Optimal energy management of an underwater compressed air energy storage station using pumping systems

The paper is part of the development of a novel underwater isothermal Compressed Air Energy Storage (CAES) system. Compared to conventional CAES plant, the performances of this system only depend on the electrical energy required for a round-trip cycle; performances of each sub-system of the power conversion process takes part of the overall efficiency. Consequently, this work is focused on an optimal energy management of the electrical power conversion system driving the isothermal hydro-pneumatic mechanism enabling the air compression/expansion. After examining inherent characteristics of conversion components challenging the overall conversion efficiency, we propose an efficient platform layout based on the segmentation of the energy conversion multiplying power conversion systems with different power ranges.
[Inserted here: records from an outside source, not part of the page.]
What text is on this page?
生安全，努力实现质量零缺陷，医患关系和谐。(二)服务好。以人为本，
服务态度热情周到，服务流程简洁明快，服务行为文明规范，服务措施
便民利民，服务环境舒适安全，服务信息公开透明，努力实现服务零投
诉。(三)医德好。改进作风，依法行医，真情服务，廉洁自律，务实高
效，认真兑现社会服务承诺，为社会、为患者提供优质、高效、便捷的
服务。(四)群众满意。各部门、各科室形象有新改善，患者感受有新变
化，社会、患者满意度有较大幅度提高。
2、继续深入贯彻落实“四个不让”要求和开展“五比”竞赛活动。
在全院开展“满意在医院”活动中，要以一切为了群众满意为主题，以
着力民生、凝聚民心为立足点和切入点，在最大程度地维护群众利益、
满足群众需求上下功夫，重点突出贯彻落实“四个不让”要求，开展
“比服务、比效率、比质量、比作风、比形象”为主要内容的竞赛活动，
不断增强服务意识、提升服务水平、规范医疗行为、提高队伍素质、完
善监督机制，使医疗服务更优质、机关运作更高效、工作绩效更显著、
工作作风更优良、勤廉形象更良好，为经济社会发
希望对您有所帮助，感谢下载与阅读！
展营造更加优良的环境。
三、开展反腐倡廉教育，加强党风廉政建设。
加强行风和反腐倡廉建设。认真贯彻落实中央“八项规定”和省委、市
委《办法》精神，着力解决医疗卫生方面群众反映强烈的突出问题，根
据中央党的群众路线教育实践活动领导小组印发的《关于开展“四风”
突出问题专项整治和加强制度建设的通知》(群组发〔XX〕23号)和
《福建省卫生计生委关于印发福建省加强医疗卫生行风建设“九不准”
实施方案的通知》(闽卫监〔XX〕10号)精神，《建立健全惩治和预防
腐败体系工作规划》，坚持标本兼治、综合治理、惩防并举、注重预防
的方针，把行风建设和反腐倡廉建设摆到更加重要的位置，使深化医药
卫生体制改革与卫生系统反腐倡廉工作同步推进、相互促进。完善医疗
Then, we establish control laws required by the electrical multi-machines system in order to drive pumping systems closed to their best efficiency points. However, these laws subject the conversion platform to a transient and variable operating needing the design of robust controller structures. Finally, we develop a dynamic reversible modelling of the multi-physic conversion platform along with the control scheme. The layout is modelled on Matlab® Simulink® environment and the paper closes with simulation results. We evaluate the dynamic performances of the compressed air storage system in both storage and production mode. Moreover, the effectiveness of power segmentation for the grid integration of the proposed system is discussed.